Udostępnij tę odpowiedź


Odnośnik do odpowiedzi
Udostępnij na innych stronach

Przeraża nas co innego
Piszecie we dwoje? Hmm, dziwne...
Mianowicie to, że słyszysz głosy i nadal nie wierzysz, że coś z Tobą nie tak tylko wierzysz, że USA (czy ktoś inny) kontroluje akurat Ciebie przez pył, którego się nawdychałeś. Kiedy skończysz z tą fazą zaprzeczania? Dopiero jak coś odjebiesz? Myślisz /cenzura/, ze jesteś jakimś samoświadomym geniuszem i odkryłeś, że ktoś kontroluje Twoje myśli? Człowieku opamiętaj się w końcu.
Dobra, dobra... :P

Śłuchaj, geniuszem nie jestem, ale nie jestem też głupi, to wystarczy żeby zauważyć, że dzieje się coś dziwnego. Odnośnie głosów w głowie to po mału zaczynacie mnie denerwować, poszukam linka do oficjalnego dokumentu z 1987 roku, który mówi, że taka technologia już istnieje i jest stosowana (tylko na żądanie - mam już dość, nie jestem od tego żeby was przekonywać tylko informować, jestem bardziej jak dziennikarz, widzałem, więc opisuję podbudowując się informacjami, które udało mi się odnaleźć). 1987 to rok, w którym się urodziłem. Dziś mamy 2016 rok, nie ma powodu żeby po tylu latach ludzie na szczycie nie potrafili i nie mogli stosować tego w stosunku do kogo tylko sobie nie zażyczą. Czy to takie trudne do wyobrażenia? Poza tym w jednym z dokumentów napisanych przez naukowców, które wam tu zaprezentowałem jest wzmianka (co najmniej, bo całego nie czytałem) o syntetycznej telepatii.

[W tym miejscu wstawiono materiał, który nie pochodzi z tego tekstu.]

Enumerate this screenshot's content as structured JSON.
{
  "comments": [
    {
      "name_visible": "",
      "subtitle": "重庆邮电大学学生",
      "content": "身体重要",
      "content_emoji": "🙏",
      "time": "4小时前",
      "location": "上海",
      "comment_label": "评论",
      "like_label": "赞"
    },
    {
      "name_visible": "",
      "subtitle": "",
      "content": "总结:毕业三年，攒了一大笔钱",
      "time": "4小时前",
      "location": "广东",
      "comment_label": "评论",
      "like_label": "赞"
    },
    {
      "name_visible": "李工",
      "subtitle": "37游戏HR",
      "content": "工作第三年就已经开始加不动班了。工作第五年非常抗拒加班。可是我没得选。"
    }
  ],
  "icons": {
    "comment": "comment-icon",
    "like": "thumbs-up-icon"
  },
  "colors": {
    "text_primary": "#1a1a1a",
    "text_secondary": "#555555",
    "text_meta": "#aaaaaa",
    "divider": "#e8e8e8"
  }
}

Jeśli istnieje technika, która pozwala na "wtłaczanie" głosów do głów to niekoniecznie ze mną jest coś nie tak. Nie insynuuj, ze mną można rozmawiać na wszystkie tematy, normalnie, nie jestem psychiczny, jestem rozsądny i stabilny.

Nie kontrolują akurat mnie, tylko akurat wszystkich, nie inwigilują akurat mnie, tylko akurat wszystkich, w kółko muszę pisać to samo, bo wy przekręcacie w kółko to co piszę.... męczy mnie to już powoli.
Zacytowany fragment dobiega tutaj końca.